MYETTE POINT — That an 8-pound class gobbled up one of his
homemade crank baits meant a lot to someone who has caught several
bass that size in his bass fishing career.
Jeanerette bass angler Clifton August set the hook on the “hawg”
Tuesday while fishing in the Atchafalaya Basin. When the fight was
over, and his bass fishing buddy Tony Rochon of Jeanerette had
lipped the bass, August celebrated with Rochon.
“You know, it’s gratifying bcause I use my own baits. It’s the
hours I put into making and testing them. That’s the reward,”
August said as he pointed at photos of the 7-pound, 15-ounce bass
on the screen of his cell phone around midday Saturday.
Don’t get him wrong. August, 64, was excited about catching a
bass that size in the nation’s last great overflow swamp. There
aren’t too many 7- and 8-pounders that come out of the west side of
the Atchafalaya River.
But this one did on a day before the heavy rains came. August
and Rochon caught a dozen bass, including that big’un, weighing
more than 3 pounds.
August said he cast his “minnow”-colored crank bait and
retrieved it around a tree when the big bass hit. He was using
15-pound test line loaded on a Shimano Core fishing reel seated on
a 61⁄2-foot long Falcon Lowrider fishing rod.

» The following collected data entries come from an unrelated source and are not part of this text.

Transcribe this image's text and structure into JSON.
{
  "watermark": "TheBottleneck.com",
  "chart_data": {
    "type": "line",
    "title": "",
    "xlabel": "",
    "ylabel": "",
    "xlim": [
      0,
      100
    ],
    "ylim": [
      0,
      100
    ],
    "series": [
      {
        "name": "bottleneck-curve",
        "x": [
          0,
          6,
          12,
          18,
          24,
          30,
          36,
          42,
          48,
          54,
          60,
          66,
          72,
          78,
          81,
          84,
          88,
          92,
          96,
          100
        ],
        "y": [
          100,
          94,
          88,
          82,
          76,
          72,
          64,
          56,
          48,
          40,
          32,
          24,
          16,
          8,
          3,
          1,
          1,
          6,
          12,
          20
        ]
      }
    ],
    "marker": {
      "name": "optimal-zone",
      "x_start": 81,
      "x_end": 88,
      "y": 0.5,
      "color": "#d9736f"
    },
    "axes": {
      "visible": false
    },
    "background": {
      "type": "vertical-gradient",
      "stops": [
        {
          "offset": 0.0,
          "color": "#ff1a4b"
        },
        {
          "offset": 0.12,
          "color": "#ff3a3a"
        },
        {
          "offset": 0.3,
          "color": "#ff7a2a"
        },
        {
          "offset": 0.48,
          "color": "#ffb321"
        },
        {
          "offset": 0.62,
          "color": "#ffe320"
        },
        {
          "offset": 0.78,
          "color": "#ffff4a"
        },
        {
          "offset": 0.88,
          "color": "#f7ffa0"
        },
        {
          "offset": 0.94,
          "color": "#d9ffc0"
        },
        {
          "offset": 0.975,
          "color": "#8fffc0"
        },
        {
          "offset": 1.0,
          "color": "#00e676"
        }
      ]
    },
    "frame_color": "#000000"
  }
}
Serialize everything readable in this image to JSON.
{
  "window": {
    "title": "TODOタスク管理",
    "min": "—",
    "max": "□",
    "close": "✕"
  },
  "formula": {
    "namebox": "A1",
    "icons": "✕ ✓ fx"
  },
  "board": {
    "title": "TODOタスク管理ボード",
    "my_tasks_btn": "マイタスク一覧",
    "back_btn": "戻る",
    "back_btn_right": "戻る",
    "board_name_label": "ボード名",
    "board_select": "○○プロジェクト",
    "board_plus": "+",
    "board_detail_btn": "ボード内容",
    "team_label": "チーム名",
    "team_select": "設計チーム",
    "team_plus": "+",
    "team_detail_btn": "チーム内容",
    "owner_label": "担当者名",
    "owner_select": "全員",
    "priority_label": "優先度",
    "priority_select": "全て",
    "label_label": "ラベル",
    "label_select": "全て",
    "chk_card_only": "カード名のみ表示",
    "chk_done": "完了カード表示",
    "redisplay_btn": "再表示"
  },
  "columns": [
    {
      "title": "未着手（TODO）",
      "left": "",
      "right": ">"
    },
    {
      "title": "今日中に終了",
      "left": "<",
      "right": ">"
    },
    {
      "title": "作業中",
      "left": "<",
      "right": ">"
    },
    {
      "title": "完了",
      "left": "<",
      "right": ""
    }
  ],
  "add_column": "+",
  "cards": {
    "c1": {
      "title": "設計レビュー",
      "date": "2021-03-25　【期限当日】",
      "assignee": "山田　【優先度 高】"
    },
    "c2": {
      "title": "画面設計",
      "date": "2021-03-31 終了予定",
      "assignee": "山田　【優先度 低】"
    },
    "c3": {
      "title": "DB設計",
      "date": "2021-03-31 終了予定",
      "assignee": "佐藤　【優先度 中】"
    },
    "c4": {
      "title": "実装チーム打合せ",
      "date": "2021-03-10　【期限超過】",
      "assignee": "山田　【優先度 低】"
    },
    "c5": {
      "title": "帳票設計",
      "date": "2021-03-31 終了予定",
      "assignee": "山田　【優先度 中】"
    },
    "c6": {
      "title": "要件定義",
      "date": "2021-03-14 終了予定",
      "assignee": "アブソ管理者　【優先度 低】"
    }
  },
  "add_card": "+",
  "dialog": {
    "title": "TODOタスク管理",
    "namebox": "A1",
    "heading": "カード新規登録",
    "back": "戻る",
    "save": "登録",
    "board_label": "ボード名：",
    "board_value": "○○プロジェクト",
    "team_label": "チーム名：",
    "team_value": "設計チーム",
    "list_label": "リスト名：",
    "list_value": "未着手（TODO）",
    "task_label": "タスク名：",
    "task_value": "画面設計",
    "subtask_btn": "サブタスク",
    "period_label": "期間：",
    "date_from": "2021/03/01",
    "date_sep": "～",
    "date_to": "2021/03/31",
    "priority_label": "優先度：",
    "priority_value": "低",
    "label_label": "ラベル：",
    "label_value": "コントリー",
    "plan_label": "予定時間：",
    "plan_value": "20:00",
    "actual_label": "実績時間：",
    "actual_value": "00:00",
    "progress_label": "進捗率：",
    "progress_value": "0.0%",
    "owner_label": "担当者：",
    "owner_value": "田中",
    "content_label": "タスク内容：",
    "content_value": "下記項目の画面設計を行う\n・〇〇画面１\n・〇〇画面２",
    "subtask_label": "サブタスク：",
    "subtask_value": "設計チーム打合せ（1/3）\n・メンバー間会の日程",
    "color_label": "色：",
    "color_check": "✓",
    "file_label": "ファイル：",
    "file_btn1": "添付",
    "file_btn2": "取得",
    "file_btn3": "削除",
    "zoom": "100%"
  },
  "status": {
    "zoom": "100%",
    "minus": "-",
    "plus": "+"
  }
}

“When it hit, we knew it was a big fish. At first we thought it
was a choupique but it wasn’t fighting rite (like a choupique). It
didn’t go into the mud,” August said. “Then we realized it was a
big bass. After a while, it tired out.”
But without a net, Rochon had to overcome a “panicky” period
when he tried to grab and lift it into August’s 17-foot aluminum
boat.
“I told him to lip the fish and put it in the boat,” August
said.
He reluctantly kept it to mount it, he said.

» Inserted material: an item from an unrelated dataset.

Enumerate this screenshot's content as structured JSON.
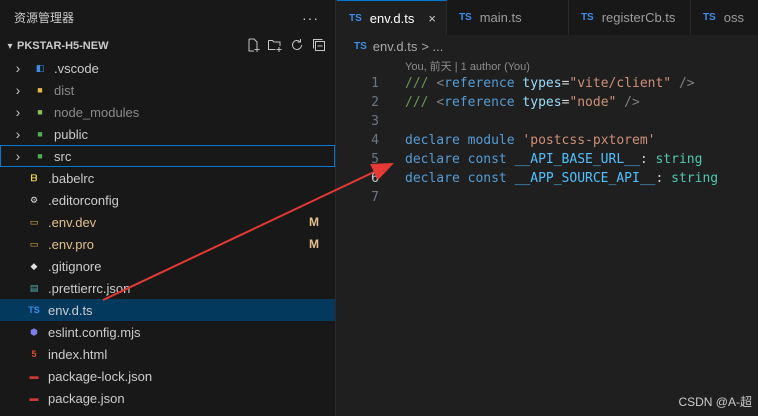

August, a widower, works offshore in the oilfield as a
self-employed welder. Many of his jobs come with Offshore Energy
Services Inc., Broussard, he said.
The U.S. Army veteran is no stranger to big bass. He caught a
7-pounder in Lake Dauterive-Fausse Pointe in the mid-1980s and an
8-pound bass in 2007 while fishing a Quad State Bass Club
tournament at Lake Ray Hubbard in Dallas.

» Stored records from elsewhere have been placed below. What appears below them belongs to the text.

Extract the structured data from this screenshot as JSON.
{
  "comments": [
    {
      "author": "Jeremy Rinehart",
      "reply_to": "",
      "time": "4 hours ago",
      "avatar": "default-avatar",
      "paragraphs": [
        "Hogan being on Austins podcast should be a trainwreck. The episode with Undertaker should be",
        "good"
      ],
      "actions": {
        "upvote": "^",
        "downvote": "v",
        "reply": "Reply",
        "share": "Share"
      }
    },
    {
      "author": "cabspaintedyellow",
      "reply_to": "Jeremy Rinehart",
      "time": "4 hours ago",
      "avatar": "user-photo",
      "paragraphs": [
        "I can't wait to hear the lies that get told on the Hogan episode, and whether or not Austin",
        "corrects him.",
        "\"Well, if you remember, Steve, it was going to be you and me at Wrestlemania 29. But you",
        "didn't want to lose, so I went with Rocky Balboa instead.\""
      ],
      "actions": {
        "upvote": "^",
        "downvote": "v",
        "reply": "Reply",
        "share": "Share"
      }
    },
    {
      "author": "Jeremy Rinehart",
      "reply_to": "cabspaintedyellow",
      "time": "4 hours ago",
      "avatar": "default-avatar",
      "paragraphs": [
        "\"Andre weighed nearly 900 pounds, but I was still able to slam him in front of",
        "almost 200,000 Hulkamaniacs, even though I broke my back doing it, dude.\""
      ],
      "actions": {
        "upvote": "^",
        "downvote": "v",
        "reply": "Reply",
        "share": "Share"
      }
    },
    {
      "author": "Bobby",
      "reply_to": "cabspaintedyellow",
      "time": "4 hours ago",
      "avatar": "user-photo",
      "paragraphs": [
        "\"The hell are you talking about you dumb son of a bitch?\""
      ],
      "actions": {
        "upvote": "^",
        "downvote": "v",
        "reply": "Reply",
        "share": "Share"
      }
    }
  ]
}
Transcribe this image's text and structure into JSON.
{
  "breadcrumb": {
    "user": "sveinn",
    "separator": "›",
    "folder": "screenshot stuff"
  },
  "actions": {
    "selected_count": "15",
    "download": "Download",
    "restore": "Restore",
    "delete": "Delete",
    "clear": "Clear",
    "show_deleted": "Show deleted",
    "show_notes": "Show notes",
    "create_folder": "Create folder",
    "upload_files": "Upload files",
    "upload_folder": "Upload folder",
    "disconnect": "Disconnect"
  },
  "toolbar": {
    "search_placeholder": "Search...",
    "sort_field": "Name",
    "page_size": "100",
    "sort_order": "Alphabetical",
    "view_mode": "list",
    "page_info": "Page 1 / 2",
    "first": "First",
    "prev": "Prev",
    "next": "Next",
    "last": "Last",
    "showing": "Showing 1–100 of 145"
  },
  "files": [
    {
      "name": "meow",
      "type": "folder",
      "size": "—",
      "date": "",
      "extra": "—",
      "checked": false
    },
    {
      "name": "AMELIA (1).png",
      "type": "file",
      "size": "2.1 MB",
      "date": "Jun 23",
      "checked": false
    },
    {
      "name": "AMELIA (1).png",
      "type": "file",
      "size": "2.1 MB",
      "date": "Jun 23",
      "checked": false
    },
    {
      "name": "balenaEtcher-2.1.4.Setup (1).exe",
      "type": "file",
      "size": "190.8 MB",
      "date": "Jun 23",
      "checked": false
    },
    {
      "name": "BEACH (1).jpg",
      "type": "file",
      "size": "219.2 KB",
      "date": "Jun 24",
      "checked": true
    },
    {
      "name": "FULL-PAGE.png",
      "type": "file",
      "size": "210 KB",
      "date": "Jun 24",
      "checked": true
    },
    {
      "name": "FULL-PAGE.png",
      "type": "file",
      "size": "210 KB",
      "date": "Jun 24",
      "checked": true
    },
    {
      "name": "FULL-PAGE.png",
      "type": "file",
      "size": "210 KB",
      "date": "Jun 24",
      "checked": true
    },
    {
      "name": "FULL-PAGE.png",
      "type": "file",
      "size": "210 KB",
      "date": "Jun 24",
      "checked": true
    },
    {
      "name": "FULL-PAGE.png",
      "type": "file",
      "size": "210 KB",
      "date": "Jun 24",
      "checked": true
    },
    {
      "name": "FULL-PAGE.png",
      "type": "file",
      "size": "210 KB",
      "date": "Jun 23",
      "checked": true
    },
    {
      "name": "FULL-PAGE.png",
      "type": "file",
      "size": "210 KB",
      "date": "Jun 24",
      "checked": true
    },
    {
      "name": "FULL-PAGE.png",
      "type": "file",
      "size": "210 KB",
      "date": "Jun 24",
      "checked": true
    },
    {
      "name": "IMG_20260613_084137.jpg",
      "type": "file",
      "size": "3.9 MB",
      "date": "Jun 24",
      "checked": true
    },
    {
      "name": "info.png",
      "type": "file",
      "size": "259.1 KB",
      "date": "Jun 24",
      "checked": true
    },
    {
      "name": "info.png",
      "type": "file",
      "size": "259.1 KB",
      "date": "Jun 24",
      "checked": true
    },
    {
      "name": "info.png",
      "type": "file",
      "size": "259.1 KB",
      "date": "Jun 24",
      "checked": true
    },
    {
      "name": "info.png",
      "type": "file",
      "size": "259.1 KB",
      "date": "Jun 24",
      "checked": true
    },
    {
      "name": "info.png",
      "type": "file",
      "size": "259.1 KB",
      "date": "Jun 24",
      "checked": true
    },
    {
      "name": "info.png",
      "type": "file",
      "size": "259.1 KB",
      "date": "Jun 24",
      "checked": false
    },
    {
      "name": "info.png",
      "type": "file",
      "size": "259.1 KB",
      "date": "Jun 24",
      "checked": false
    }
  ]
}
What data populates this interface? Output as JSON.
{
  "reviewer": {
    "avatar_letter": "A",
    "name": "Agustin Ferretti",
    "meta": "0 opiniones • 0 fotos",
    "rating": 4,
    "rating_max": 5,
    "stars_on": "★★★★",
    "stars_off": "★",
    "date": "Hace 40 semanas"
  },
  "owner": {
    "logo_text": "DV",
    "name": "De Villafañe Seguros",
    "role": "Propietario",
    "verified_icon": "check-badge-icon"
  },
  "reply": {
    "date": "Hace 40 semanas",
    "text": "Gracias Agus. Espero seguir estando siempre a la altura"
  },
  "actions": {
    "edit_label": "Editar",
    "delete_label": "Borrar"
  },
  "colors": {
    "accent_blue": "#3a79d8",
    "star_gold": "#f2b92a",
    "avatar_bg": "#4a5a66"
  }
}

August also hooked and landed a 63⁄4-pound bass once in the
Spillway.
His homemade artificial crank baits and spinnerbaits are coveted
by the members in the huge bass club, which fishes tournaments in
Louisiana, Texas, Arkansas, Oklahoma and Missouri. He joined it
several years ago when Larry Dennis of St. Louis, formerly of
Jeanerette, asked him several years ago to fish a tournament with
him out of Doiron’s Landing, Stephensville.
They finished second in April in a tournament on the Red
River.
“Man, I’ve got people in the club who want to get that bait from
me. As long as I’m fishing competitively, I won’t put it on the
market,” he said.
August said he got into bass fishing soon after he got out of
the service in 1970. He quit for a five-year period before resuming
again three years ago, he said.
Now he has another trophy.
“I didn’t think they had fish like that in the Basin. That
fishing day was a dream day,” he said.
“I had reservations about putting the fish back. It’d just go
right back to the nest and somebody else would catch it. I usually
don’t keep them, especially that big.